Protecting Trade Secrets in the Era of Generative Artificial Intelligence – Part II: Novelty

Last month we discussed how the rapid adoption of ChatGPT and its work-related usage may create new risks for businesses regarding the confidentiality requirements to establish trade secret protection. This article highlights another way that generative AI may change the trade secret landscape: it may redefine what constitutes novelty and how to prove it.
Under Washington law, a party seeking trade secret protection must demonstrate that the purported secrets are novel.[1] Novel ideas that constitute trade secrets could include, for example, business strategy concepts, production methods or techniques, or recipes and formulas. “To be novel, ‘the information must not be readily ascertainable from another source.’”[2] Proving novelty requires showing that the alleged trade secret cannot be easily reproduced from publicly available information.[3] For example, the Ninth Circuit has held that recipes developed by a buffet style restaurant for “American staples” such as “macaroni and cheese” were not entitled to trade secret protection because they were readily ascertainable and could be easily reproduced.[4]
Generative AI models, such as OpenAI’s GPT-4, are capable of producing a vast array of outputs in human-like text.

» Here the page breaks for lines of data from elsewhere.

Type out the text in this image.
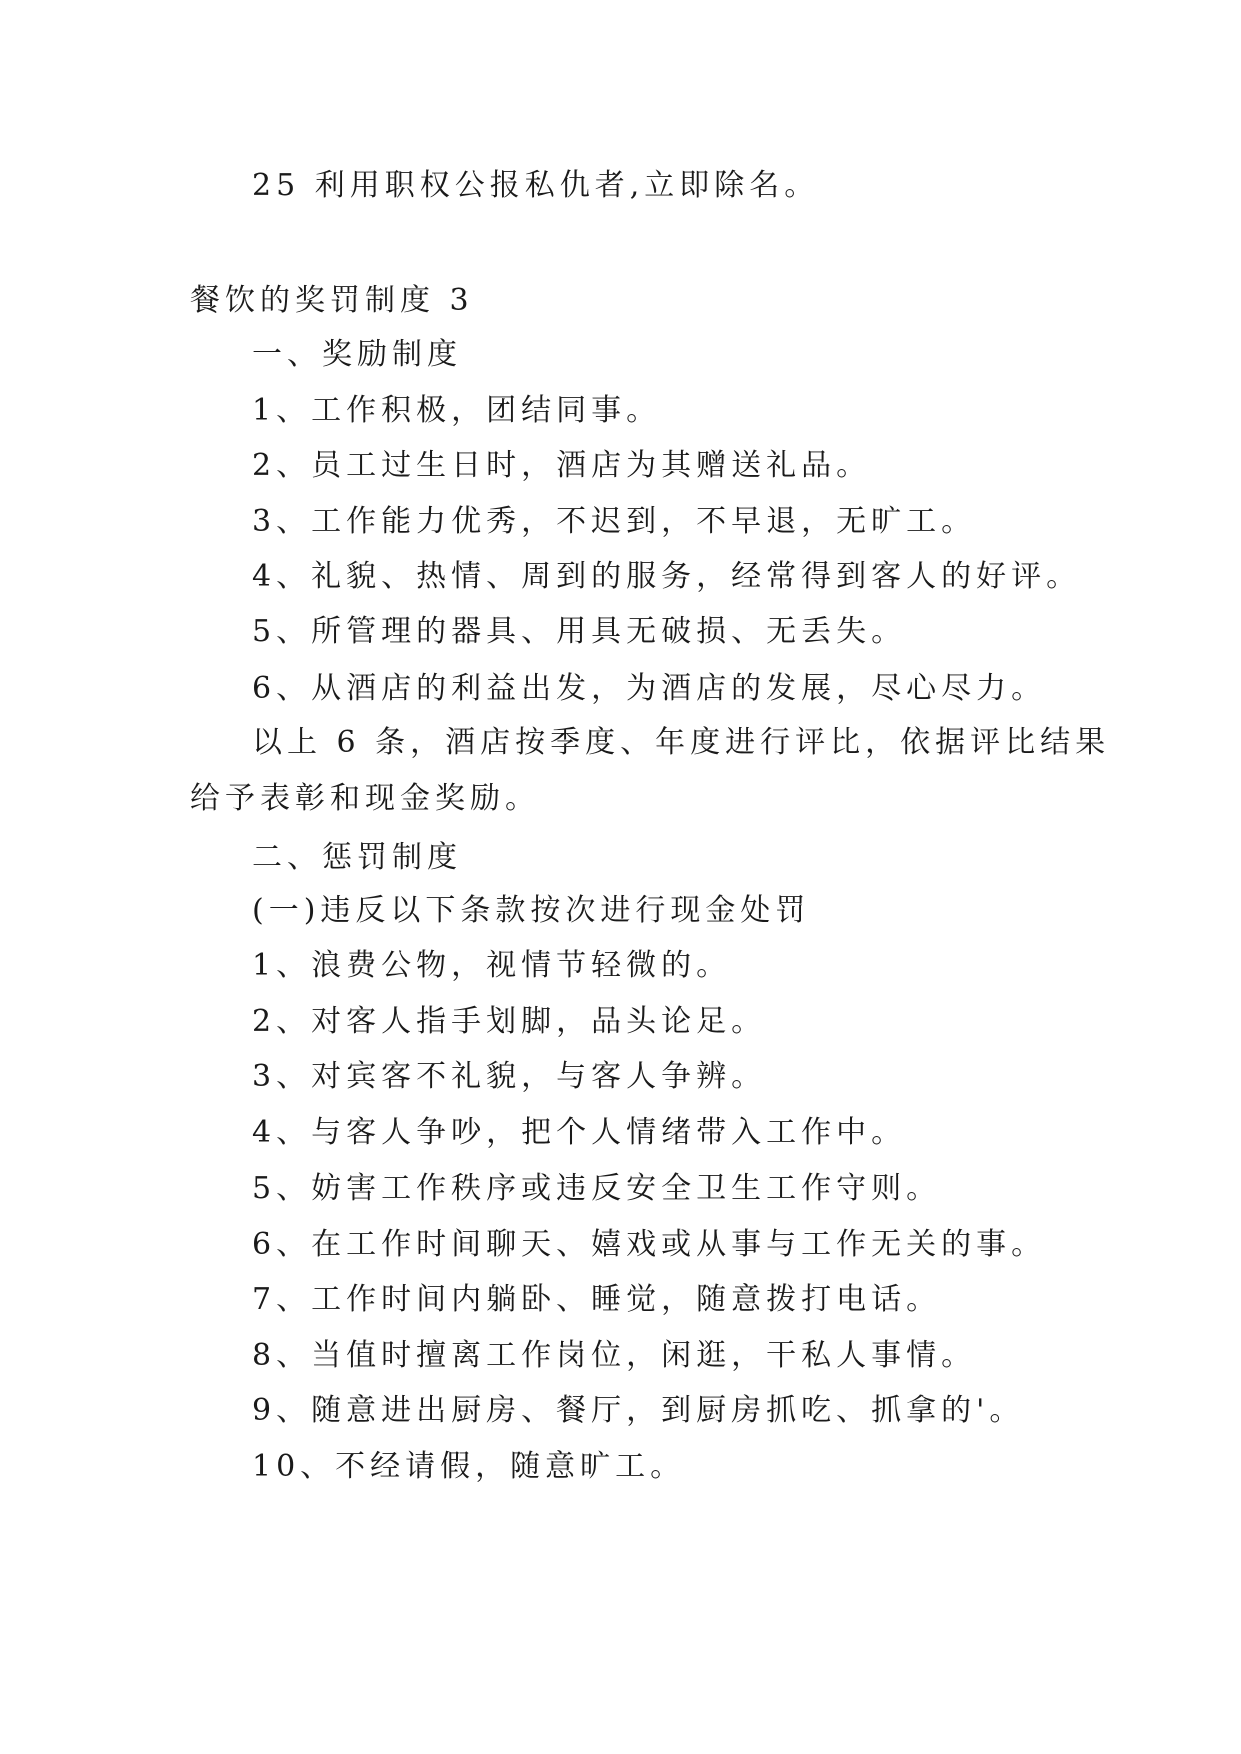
25 利用职权公报私仇者,立即除名。
餐饮的奖罚制度 3
一、奖励制度
1、工作积极，团结同事。
2、员工过生日时，酒店为其赠送礼品。
3、工作能力优秀，不迟到，不早退，无旷工。
4、礼貌、热情、周到的服务，经常得到客人的好评。
5、所管理的器具、用具无破损、无丢失。
6、从酒店的利益出发，为酒店的发展，尽心尽力。
以上 6 条，酒店按季度、年度进行评比，依据评比结果
给予表彰和现金奖励。
二、惩罚制度
(一)违反以下条款按次进行现金处罚
1、浪费公物，视情节轻微的。
2、对客人指手划脚，品头论足。
3、对宾客不礼貌，与客人争辨。
4、与客人争吵，把个人情绪带入工作中。
5、妨害工作秩序或违反安全卫生工作守则。
6、在工作时间聊天、嬉戏或从事与工作无关的事。
7、工作时间内躺卧、睡觉，随意拨打电话。
8、当值时擅离工作岗位，闲逛，干私人事情。
9、随意进出厨房、餐厅，到厨房抓吃、抓拿的'。
10、不经请假，随意旷工。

As AI tools improve, they could potentially generate ideas for products and strategies similar to those humans might otherwise conceive. Indeed, this is a key value proposition of generative AI: that it can learn patterns from a large quantum of data, and then generate outputs that may mimic the substance, style, and complexity of human creativity. This could, as both AI and the law evolve, present a challenge for businesses: how can they prove their product feature, strategy plan, formula or methodology is novel when it can be replicated by AI through common-sense prompts?
Perhaps novelty will be found in the methods used to manipulate AI tools as part of a larger process, or in the particulars of the inputs utilized. It seems certain, however, that the time is now for businesses to assess what comprises their competitive advantages, and how best to leverage and protect those advantages in the face of rapidly evolving AI technology.
This is the second article in our series “Mitigating Legal Risk in Today’s Business Climate – a Litigator’s Lens.”
[1] RCW 19.108.010(4)(a); Inteum Co., LLC v. Nat’l Univ. of Sing., 371 F.Supp.3d 864, 877 (W.D.Wash. 2019); Barrett Bus. Servs., Inc. v. Colmenero, 2022 U.S. Dist. LEXIS 227966, *12 (E.D. Wash. Dec. 19, 2022).
[2] Inteum Co., LLC, 372 F.Supp.3d at 877 (quoting Robbins, Geller, Rudman & Dowd, LLP v. State, 179 Wn. App. 711, 328 P.3d 905, 911 (Wn. App. 2014)).
[3] Id.
[4] Buffets, Inc. v. Klinke, 73 F.3d 965 (9th Cir. 1995).